Préparatifs du Mouled : Pérenniser une tradition ou faire preuve de pragmatisme ?
Il semble qu’au fil des années, et compte tenu de la cherté de la vie, certains Tunisiens commencent à bouder la célébration du Mouled et ce, non pas par indifférence quant à la sacralité et à la religiosité de la fête, mais pour bien d’autres considérations. Près de deux semaines nous séparent de cette fête, qui aurait lieu le 4 septembre. Les marchands d’épices et de confiseries entament les préparatifs nécessaires à l’évènement, certains qu’ils sont d’une demande satisfaisante, comme à l’accoutumée. Néanmoins, certains consommateurs ne comptent point faire partie de la fête !
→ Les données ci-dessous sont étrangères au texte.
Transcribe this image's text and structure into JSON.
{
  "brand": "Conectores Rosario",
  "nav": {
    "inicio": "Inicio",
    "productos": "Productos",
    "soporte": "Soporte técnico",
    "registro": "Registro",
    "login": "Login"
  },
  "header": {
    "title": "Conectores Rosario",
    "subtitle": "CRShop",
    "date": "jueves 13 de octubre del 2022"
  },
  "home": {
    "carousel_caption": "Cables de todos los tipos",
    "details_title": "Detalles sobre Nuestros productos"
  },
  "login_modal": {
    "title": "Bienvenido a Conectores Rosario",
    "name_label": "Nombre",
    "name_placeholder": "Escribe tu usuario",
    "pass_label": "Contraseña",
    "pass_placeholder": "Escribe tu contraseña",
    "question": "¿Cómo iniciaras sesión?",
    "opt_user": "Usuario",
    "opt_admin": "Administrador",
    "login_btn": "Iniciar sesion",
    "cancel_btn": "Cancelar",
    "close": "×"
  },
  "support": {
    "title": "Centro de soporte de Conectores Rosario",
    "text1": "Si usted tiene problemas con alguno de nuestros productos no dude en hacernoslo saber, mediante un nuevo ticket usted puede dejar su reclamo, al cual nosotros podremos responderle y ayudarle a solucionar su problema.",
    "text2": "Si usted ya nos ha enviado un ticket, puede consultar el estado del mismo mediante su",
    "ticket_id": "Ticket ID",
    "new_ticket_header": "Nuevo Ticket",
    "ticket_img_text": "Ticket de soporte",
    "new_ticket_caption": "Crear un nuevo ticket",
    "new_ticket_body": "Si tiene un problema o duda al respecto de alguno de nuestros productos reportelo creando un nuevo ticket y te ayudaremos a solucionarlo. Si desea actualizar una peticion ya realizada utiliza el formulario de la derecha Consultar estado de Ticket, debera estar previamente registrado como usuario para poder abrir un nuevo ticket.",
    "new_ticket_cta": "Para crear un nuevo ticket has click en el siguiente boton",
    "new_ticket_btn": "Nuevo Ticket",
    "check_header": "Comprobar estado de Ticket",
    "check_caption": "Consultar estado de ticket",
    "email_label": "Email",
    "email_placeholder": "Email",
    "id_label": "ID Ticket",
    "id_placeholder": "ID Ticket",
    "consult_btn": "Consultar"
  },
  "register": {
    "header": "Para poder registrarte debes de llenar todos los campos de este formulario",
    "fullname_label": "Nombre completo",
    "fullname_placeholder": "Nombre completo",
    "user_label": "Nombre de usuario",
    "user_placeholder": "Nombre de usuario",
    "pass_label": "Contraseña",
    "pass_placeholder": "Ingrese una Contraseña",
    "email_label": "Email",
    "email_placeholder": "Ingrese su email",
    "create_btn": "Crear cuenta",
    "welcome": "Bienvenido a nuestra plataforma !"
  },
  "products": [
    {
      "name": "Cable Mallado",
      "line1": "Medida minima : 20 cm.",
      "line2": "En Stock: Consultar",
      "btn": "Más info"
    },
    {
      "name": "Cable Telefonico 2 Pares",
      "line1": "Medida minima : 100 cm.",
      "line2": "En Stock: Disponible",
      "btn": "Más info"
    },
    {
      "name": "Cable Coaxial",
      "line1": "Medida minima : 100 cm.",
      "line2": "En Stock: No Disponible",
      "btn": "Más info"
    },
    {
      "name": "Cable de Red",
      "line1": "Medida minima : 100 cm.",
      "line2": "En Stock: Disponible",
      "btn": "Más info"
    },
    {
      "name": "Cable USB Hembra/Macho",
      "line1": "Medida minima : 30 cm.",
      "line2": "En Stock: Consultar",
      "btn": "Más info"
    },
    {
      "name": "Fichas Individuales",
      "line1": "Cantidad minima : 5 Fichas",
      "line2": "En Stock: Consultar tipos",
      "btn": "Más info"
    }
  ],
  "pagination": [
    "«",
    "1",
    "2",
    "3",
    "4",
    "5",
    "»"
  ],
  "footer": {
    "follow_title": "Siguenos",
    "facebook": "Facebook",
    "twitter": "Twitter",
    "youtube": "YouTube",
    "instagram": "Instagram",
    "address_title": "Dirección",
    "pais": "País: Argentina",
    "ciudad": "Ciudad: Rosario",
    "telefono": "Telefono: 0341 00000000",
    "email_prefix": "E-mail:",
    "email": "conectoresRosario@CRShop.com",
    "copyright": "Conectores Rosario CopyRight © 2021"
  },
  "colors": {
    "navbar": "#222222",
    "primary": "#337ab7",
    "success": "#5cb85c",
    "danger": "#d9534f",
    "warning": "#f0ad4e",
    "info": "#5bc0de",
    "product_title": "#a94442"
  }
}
La Presse — Dans l’une des grandes épiceries fines, réputées pour la qualité de ses produits au Bardo 2, Hamza, son propriétaire, s’apprête, confiant, à recevoir autant de clients en quête du «zgougou» ou des grains de pin d’Alep. Ce dernier étant l’ingrédient phare de la fameuse «assida», un délice au goût inégalé, préparé de génération en génération pour célébrer la fête du Mouled. Hamza a la ferme conviction que la demande sera importante surtout durant les derniers jours précédant le jour–j. «La plupart des férus de «l’assida» optent pour des courses tardives, soit les deux ou trois jours avant la célébration du Mouled. Pour le moment, le rythme demeure assez lent. Certains continuent à profiter des vacances et d’autres vaquent à leurs occupations», indique-t-il.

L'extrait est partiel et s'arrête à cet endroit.